2. Dr. K. BALANAGA GURUNATHAN - Professor and Research Head, School of Commerce, Jain Deemed to be University, Bangalore.
3. Dr. R. VENNILA - Professor, Finance, School of Commerce, Jain Deemed to be University, Bangalore.
4. Dr. RAJI RAJAN - Assistant Professor, School of Commerce, Jain Deemed to be University, Bangalore.
5. Dr. SHRUTI MISHRA - Assistant Professor, APEX Institute of Management, Chandigarh University, Punjab, India.
6. Dr. SHEFALI SHUKLA - Assistant Professor, School of Commerce, Jain Deemed to be University, Bangalore.

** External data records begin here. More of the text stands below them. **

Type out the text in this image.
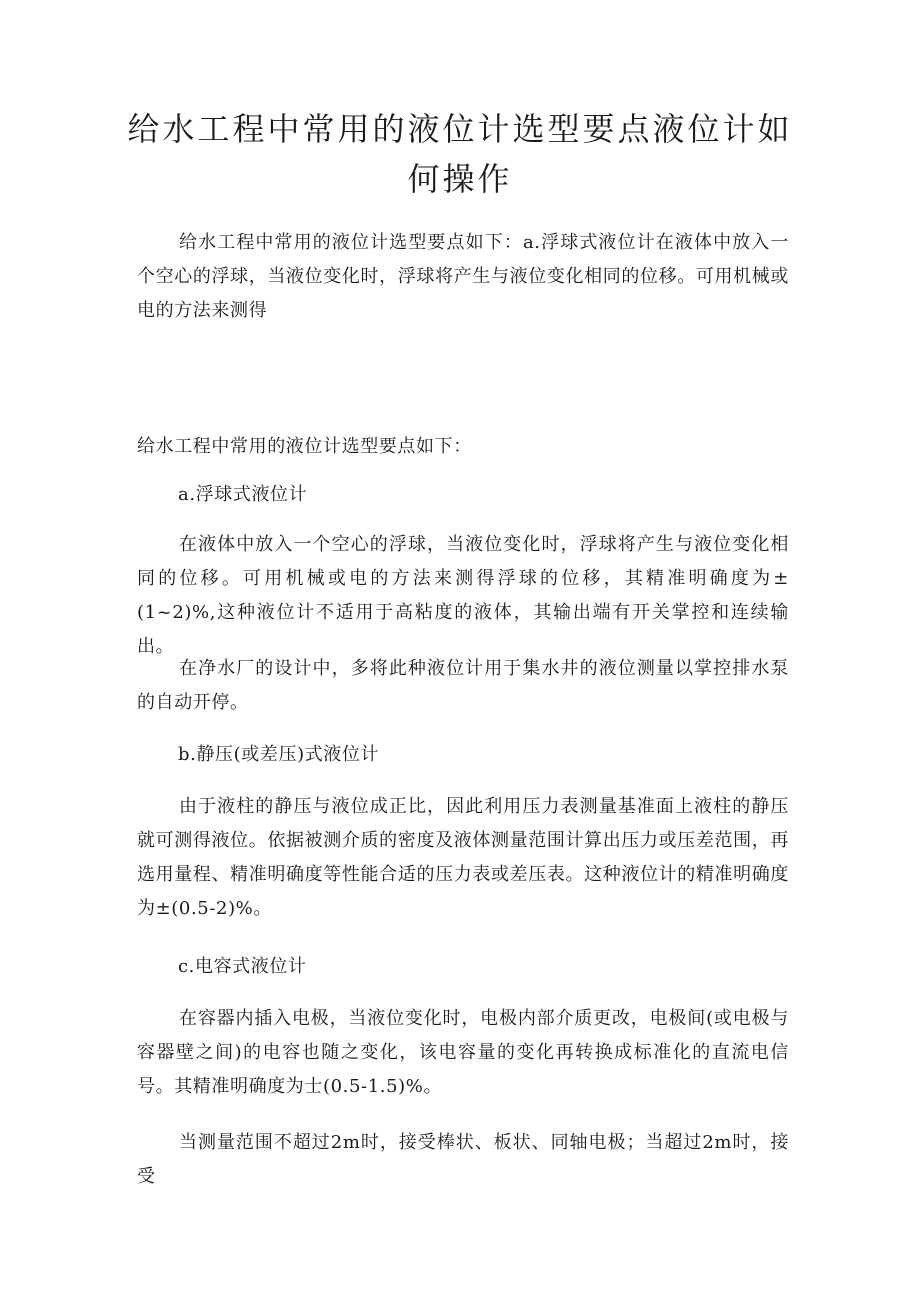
给水工程中常用的液位计选型要点液位计如何操作

给水工程中常用的液位计选型要点如下：a.浮球式液位计在液体中放入一个空心的浮球，当液位变化时，浮球将产生与液位变化相同的位移。可用机械或电的方法来测得

给水工程中常用的液位计选型要点如下：

a.浮球式液位计

在液体中放入一个空心的浮球，当液位变化时，浮球将产生与液位变化相同的位移。可用机械或电的方法来测得浮球的位移，其精准明确度为±(1~2)%,这种液位计不适用于高粘度的液体，其输出端有开关掌控和连续输出。

在净水厂的设计中，多将此种液位计用于集水井的液位测量以掌控排水泵的自动开停。

b.静压(或差压)式液位计

由于液柱的静压与液位成正比，因此利用压力表测量基准面上液柱的静压就可测得液位。依据被测介质的密度及液体测量范围计算出压力或压差范围，再选用量程、精准明确度等性能合适的压力表或差压表。这种液位计的精准明确度为±(0.5-2)%。

c.电容式液位计

在容器内插入电极，当液位变化时，电极内部介质更改，电极间(或电极与容器壁之间)的电容也随之变化，该电容量的变化再转换成标准化的直流电信号。其精准明确度为士(0.5-1.5)%。

当测量范围不超过2m时，接受棒状、板状、同轴电极；当超过2m时，接受
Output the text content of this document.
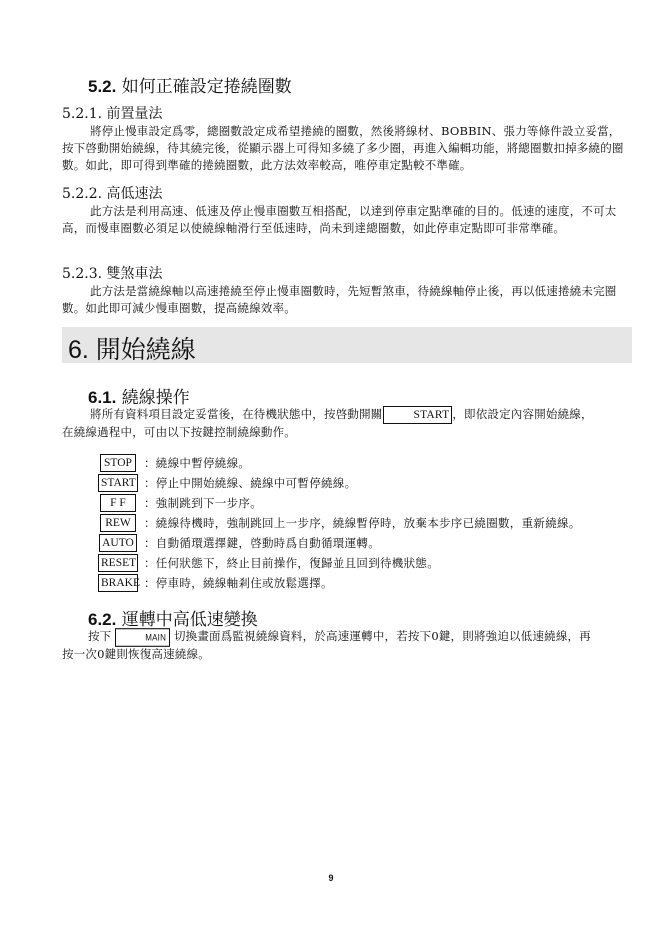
5.2. 如何正確設定捲繞圈數
5.2.1. 前置量法
將停止慢車設定爲零，總圈數設定成希望捲繞的圈數，然後將線材、BOBBIN、張力等條件設立妥當，按下啓動開始繞線，待其繞完後，從顯示器上可得知多繞了多少圈，再進入編輯功能，將總圈數扣掉多繞的圈數。如此，即可得到準確的捲繞圈數，此方法效率較高，唯停車定點較不準確。
5.2.2. 高低速法
此方法是利用高速、低速及停止慢車圈數互相搭配，以達到停車定點準確的目的。低速的速度，不可太高，而慢車圈數必須足以使繞線軸滑行至低速時，尚未到達總圈數，如此停車定點即可非常準確。
5.2.3. 雙煞車法
此方法是當繞線軸以高速捲繞至停止慢車圈數時，先短暫煞車，待繞線軸停止後，再以低速捲繞未完圈數。如此即可減少慢車圈數，提高繞線效率。
6. 開始繞線
6.1. 繞線操作
將所有資料項目設定妥當後，在待機狀態中，按啓動開關	START ，即依設定內容開始繞線，
在繞線過程中，可由以下按鍵控制繞線動作。
STOP	：繞線中暫停繞線。
START ：停止中開始繞線、繞線中可暫停繞線。
F F	：強制跳到下一步序。
REW	：繞線待機時，強制跳回上一步序，繞線暫停時，放棄本步序已繞圈數，重新繞線。
AUTO ：自動循環選擇鍵，啓動時爲自動循環運轉。
RESET ：任何狀態下，終止目前操作，復歸並且回到待機狀態。
BRAKE ：停車時，繞線軸剎住或放鬆選擇。
6.2. 運轉中高低速變換
按下	MAIN 切換畫面爲監視繞線資料，於高速運轉中，若按下0鍵，則將強迫以低速繞線，再
按一次0鍵則恢復高速繞線。
9
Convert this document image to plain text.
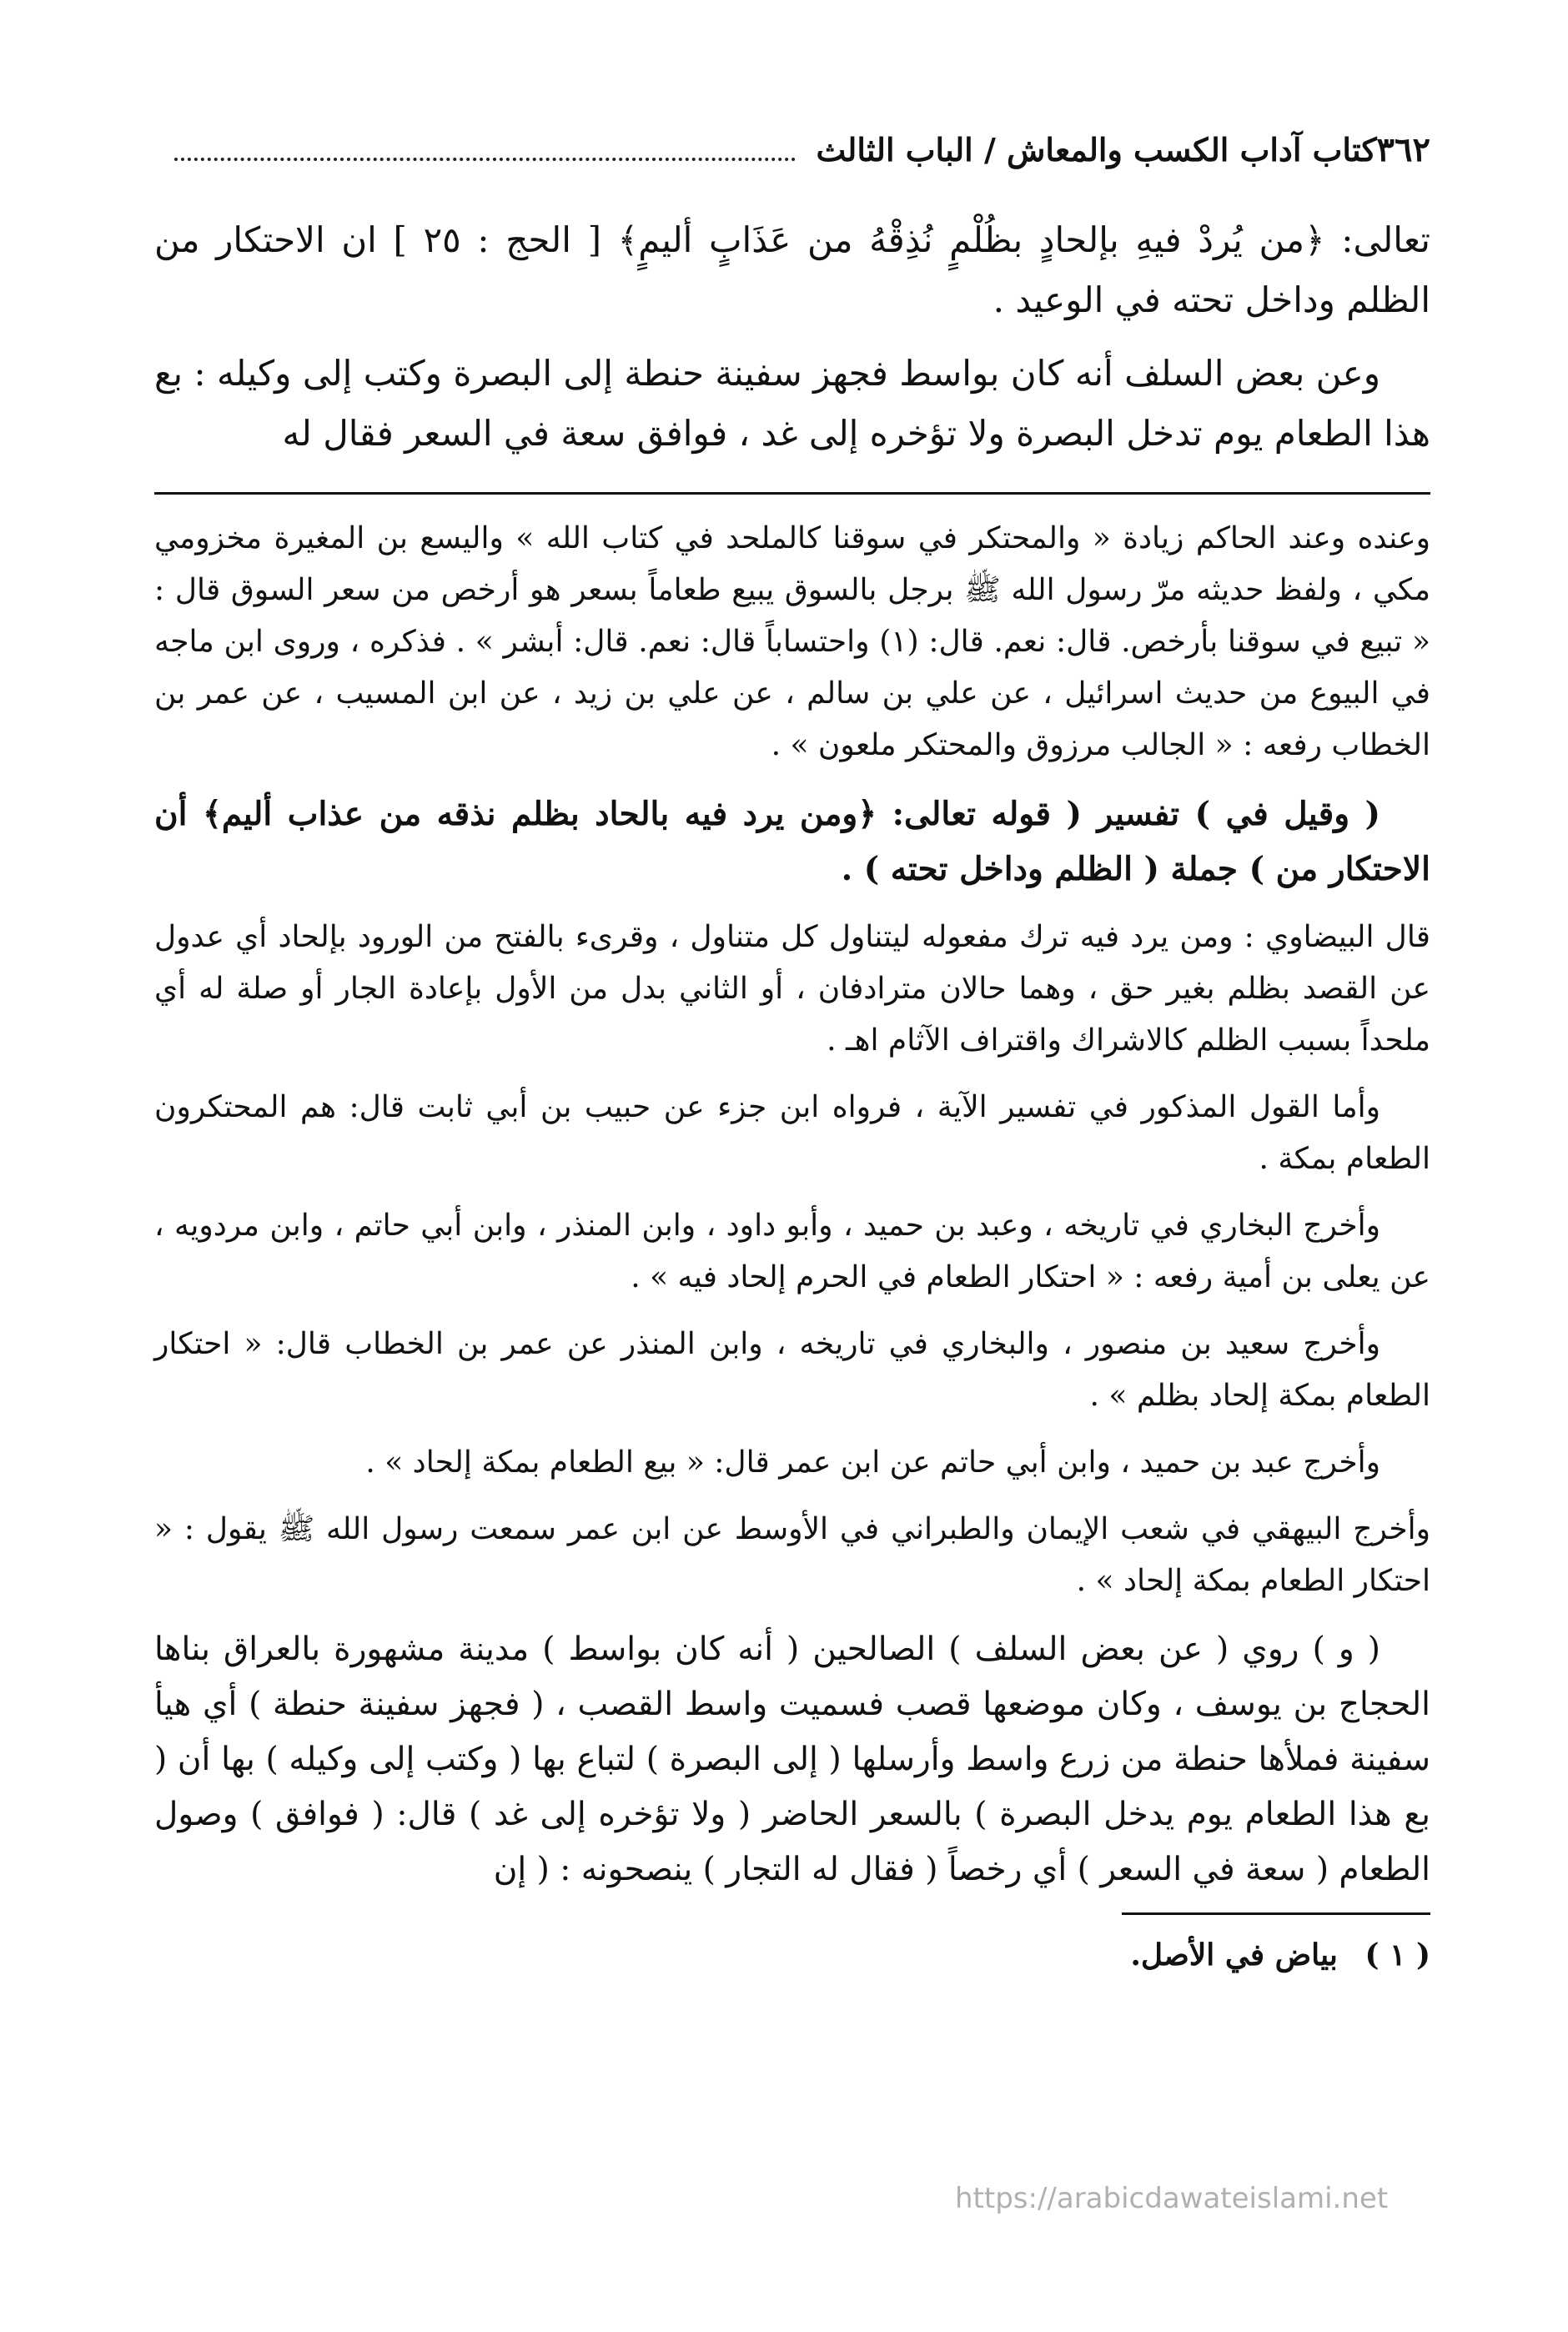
٣٦٢
كتاب آداب الكسب والمعاش / الباب الثالث

تعالى: ﴿من يُردْ فيهِ بإلحادٍ بظُلْمٍ نُذِقْهُ من عَذَابٍ أليمٍ﴾ [ الحج : ٢٥ ] ان الاحتكار من الظلم وداخل تحته في الوعيد .

وعن بعض السلف أنه كان بواسط فجهز سفينة حنطة إلى البصرة وكتب إلى وكيله : بع هذا الطعام يوم تدخل البصرة ولا تؤخره إلى غد ، فوافق سعة في السعر فقال له

وعنده وعند الحاكم زيادة « والمحتكر في سوقنا كالملحد في كتاب الله » واليسع بن المغيرة مخزومي مكي ، ولفظ حديثه مرّ رسول الله ﷺ برجل بالسوق يبيع طعاماً بسعر هو أرخص من سعر السوق قال : « تبيع في سوقنا بأرخص. قال: نعم. قال: (١) واحتساباً قال: نعم. قال: أبشر » . فذكره ، وروى ابن ماجه في البيوع من حديث اسرائيل ، عن علي بن سالم ، عن علي بن زيد ، عن ابن المسيب ، عن عمر بن الخطاب رفعه : « الجالب مرزوق والمحتكر ملعون » .

( وقيل في ) تفسير ( قوله تعالى: ﴿ومن يرد فيه بالحاد بظلم نذقه من عذاب أليم﴾ أن الاحتكار من ) جملة ( الظلم وداخل تحته ) .

قال البيضاوي : ومن يرد فيه ترك مفعوله ليتناول كل متناول ، وقرىء بالفتح من الورود بإلحاد أي عدول عن القصد بظلم بغير حق ، وهما حالان مترادفان ، أو الثاني بدل من الأول بإعادة الجار أو صلة له أي ملحداً بسبب الظلم كالاشراك واقتراف الآثام اهـ .

وأما القول المذكور في تفسير الآية ، فرواه ابن جزء عن حبيب بن أبي ثابت قال: هم المحتكرون الطعام بمكة .

وأخرج البخاري في تاريخه ، وعبد بن حميد ، وأبو داود ، وابن المنذر ، وابن أبي حاتم ، وابن مردويه ، عن يعلى بن أمية رفعه : « احتكار الطعام في الحرم إلحاد فيه » .

وأخرج سعيد بن منصور ، والبخاري في تاريخه ، وابن المنذر عن عمر بن الخطاب قال: « احتكار الطعام بمكة إلحاد بظلم » .

وأخرج عبد بن حميد ، وابن أبي حاتم عن ابن عمر قال: « بيع الطعام بمكة إلحاد » .

وأخرج البيهقي في شعب الإيمان والطبراني في الأوسط عن ابن عمر سمعت رسول الله ﷺ يقول : « احتكار الطعام بمكة إلحاد » .

( و ) روي ( عن بعض السلف ) الصالحين ( أنه كان بواسط ) مدينة مشهورة بالعراق بناها الحجاج بن يوسف ، وكان موضعها قصب فسميت واسط القصب ، ( فجهز سفينة حنطة ) أي هيأ سفينة فملأها حنطة من زرع واسط وأرسلها ( إلى البصرة ) لتباع بها ( وكتب إلى وكيله ) بها أن ( بع هذا الطعام يوم يدخل البصرة ) بالسعر الحاضر ( ولا تؤخره إلى غد ) قال: ( فوافق ) وصول الطعام ( سعة في السعر ) أي رخصاً ( فقال له التجار ) ينصحونه : ( إن

( ١ ) بياض في الأصل.
https://arabicdawateislami.net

This study looks closely at India’s labelled bond segment—specifically green bonds and sustainability linked bonds—by using a verified bond-level ledger covering the years 2017 to 2025. The research follows a descriptive and analytical quantitative design and relies entirely on secondary data. For every year in the period, the study reports total amounts raised, the average coupon rates, and the number of issues. To understand how concentrated the market is, issuer dominance is measured through the Herfindahl Hirschman Index. Pricing behaviour is examined with two simple tools: a Spearman rank correlation to see basic relationships, and an ordinary least squares regression in which the coupon (used here as a proxy for yield) is explained by the tenor of the bond and the year of issue, with robust standard errors to keep the estimates reliable. Two practical questions drive the analysis: first, whether attaching an Environmental, Social and Governance (ESG) label is actually associated with lower coupons once maturity and timing are taken into account; and second, whether participation in this market becomes broader in the later years of the sample. The results point to a normal term-premium pattern (longer bonds pay more), no consistent coupon advantage for green bonds after controls, a visible pickup in issuance from 2021 onwards, and a gradual decline in issuer concentration by 2025. The method is deliberately transparent—only complete observations are used and no missing values are filled in—so that regulators and practitioners can replicate it. The exercise also makes it clear that better tranche-level disclosure, especially from municipal issuers, would make future measurement stronger and more useful for policy.
Sustainability-linked bonds; Environmental, Social and Governance (ESG); Herfindahl Hirschman Index; ordinary least squares; Spearman correlation.